I absolutely agree with sophie that there are two things which would individually make this an amazing album, but taken together they elevate the work to something even greater.

The first aspect of its greatness is the technical execution of the album. Effortless transitions1 backed by clever use of pitch and tempo shifts, wonderfully-executed breakspoints between lines, within lines, even within words, and such carefully-engineered extraction of the parts of each of the component pieces that it’s hard to believe that Psynwav doesn’t secretly have access to the studio master recordings of many of them2.

But the second is the story the album tells. Can you tell a story entirely through a musical mashup of other people’s words? You absolutely can, and Musical Transients might be the single strongest example.

I was perhaps in the third or fourth track, on my first listen-through, when I started asking myself… “Wait a minute? Is this the story of a trans person’s journey of self-discovery, identity, and coming out?” And at first I thought that I might be reading more into it than was actually there. And then it took until the tremendous, triumphant final track before I realised “Oh shit, that’s exactly what it’s about. How is it even possible to convey that message in an album like this?”

It’s possible I’d have “got it” sooner had my first listen-through had been to the the “music video version” of the album, which features visual clues both subtle3 and less-subtle, like… well, the colours in this blinds-transition.

This is a concept album unlike any other that I’ve ever heard. It tells a heartwarming story of trans identity and of victory in the face of adversity. You’re taken along with the protagonist’s journey, discovering and learning as you go, with occasional hints as the the underlying meaning gradually becoming more and more central to the message. It’s as if you, the listener, are invited along to experience the same curiosity, confusion, and compromise as the past-version of the protagonist, finding meaning as you go along, before “getting it” and being able to celebrate in her happiness.

TV screen showing pencil-outlined text that reads 'am I a...girl?"
I wish I’d watched the music video version first. Maybe I should be recommending that to people.

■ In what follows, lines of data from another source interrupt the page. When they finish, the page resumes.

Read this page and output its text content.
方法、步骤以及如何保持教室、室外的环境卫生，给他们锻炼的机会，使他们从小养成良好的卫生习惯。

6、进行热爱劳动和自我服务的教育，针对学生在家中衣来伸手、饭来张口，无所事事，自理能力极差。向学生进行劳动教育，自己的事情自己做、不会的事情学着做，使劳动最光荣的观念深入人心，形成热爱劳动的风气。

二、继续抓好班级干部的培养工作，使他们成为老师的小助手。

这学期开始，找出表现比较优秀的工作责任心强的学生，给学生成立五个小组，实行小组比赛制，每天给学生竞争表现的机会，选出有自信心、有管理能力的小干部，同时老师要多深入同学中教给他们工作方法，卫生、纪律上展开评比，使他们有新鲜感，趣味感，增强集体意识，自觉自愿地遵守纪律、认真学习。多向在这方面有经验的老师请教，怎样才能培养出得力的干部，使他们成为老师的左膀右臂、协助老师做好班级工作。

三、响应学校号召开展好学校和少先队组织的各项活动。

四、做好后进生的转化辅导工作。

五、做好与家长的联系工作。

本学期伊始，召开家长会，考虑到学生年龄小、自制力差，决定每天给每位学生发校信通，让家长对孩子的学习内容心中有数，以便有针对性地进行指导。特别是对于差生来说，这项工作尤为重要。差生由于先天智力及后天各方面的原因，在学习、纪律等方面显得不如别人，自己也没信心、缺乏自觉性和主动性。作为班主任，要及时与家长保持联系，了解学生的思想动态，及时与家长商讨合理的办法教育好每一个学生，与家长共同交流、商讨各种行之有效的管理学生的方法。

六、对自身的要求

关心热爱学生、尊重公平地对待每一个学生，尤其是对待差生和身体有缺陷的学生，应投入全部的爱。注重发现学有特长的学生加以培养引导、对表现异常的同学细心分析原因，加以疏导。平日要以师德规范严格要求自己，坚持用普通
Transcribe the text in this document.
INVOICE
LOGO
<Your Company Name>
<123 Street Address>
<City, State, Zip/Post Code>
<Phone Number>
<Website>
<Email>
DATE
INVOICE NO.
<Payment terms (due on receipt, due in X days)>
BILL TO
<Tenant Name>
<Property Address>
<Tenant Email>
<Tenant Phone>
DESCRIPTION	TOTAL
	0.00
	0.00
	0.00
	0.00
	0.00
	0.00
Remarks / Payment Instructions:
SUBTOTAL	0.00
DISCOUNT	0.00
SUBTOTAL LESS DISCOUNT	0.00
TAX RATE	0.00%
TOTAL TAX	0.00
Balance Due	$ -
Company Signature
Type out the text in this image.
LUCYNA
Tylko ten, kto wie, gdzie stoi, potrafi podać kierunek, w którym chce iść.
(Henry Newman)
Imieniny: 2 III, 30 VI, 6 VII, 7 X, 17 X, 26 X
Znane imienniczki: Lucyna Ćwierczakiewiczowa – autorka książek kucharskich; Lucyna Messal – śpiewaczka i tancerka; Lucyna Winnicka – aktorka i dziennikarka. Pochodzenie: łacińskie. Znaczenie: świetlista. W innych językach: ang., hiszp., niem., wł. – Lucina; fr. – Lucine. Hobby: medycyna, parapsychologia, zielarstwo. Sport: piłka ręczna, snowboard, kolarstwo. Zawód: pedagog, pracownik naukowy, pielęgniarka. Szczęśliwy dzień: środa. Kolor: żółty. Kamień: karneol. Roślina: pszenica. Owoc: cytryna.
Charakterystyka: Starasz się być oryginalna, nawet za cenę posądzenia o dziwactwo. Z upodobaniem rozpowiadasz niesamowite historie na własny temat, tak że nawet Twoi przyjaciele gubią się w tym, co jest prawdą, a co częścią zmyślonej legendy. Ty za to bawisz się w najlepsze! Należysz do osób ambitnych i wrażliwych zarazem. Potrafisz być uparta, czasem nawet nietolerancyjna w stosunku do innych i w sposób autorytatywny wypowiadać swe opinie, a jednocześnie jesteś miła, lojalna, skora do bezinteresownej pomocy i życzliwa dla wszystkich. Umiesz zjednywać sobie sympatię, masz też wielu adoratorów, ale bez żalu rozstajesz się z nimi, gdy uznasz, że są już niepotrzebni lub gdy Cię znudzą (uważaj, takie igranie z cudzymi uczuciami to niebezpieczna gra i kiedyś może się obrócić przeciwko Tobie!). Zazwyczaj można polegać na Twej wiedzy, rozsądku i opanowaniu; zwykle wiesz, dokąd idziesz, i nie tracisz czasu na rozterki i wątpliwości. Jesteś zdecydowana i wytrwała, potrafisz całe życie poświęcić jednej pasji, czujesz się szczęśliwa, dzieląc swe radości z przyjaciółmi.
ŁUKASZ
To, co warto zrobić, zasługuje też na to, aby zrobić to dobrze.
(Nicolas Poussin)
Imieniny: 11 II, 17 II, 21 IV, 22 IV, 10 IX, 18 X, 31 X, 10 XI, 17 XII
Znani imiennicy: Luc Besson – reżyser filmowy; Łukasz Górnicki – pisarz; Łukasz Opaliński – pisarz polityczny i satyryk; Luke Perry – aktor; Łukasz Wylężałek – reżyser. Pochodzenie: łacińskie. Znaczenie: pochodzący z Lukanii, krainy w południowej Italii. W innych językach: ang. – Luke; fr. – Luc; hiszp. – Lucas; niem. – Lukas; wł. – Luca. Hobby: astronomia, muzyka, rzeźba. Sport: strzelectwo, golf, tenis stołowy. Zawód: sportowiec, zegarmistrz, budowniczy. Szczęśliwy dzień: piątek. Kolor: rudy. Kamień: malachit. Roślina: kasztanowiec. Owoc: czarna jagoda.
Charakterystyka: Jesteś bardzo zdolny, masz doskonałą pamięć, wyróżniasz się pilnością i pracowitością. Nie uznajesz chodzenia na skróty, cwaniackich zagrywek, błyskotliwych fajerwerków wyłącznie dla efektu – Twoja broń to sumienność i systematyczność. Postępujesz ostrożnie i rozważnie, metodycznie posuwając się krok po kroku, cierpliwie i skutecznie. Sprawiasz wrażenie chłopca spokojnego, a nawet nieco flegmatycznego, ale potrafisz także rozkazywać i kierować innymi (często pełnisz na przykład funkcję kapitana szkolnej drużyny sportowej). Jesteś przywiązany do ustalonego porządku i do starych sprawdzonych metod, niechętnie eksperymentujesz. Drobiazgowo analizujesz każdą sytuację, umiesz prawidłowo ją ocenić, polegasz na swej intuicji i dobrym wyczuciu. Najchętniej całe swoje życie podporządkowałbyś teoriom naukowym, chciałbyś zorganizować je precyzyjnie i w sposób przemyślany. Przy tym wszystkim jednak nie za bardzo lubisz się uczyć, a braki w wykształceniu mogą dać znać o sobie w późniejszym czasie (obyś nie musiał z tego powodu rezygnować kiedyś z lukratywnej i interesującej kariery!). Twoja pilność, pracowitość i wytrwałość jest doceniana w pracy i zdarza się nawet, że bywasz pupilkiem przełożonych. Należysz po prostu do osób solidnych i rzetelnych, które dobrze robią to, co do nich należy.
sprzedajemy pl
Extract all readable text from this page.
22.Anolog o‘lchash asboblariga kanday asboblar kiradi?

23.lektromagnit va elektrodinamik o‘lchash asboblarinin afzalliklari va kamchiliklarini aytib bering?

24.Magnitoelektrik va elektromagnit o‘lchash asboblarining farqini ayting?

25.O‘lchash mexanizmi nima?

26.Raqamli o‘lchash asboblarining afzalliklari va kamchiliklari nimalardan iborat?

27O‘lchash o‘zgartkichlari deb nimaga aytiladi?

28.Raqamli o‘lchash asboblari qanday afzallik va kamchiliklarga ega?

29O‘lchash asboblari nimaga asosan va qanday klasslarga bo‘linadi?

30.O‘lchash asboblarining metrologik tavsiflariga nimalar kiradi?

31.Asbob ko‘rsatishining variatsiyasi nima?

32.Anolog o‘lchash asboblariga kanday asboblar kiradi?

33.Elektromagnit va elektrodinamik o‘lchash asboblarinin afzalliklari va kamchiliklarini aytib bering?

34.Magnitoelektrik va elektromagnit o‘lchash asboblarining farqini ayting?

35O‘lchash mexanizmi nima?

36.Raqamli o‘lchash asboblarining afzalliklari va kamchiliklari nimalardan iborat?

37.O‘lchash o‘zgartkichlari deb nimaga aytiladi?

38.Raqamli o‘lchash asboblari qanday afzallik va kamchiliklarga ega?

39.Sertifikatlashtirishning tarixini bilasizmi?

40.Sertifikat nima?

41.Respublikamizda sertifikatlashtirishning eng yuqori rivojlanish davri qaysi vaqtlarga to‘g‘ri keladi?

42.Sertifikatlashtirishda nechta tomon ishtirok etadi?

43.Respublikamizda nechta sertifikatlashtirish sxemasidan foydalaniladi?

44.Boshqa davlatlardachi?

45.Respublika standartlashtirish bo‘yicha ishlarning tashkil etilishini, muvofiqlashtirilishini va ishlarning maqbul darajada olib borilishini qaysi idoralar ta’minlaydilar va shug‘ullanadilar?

And it does all of this using a surprising and entertaining medium that’s so wonderfully-executed that it can be enjoyed even without the obvious4 message that underpins it.

Okay, maybe now I can be done gushing about this album. Maybe.

Footnotes

1 See what I did there… no, wait, not yet…

2 Seriously: how do you isolate the vocals from the chorus of We Will Rock You while cleanly discarding the guitar sounds? They’re at almost-exactly the same pitch!

3 A subtle visual affordance in the music video might the VHS lines that indicate when we’re being told “backstory”, which unceremoniously disappear for the glorious conclusion, right after Eminem gets cut off, saying “My name is…”.

4 Yes, obvious. No, seriously; I’m not reaching here. Trans identity is a clear and unambiguous theme, somehow, without any lyrics explicitly talking about that topic being written; just the careful re-use of the words of other. Just go listen to it and you’ll see!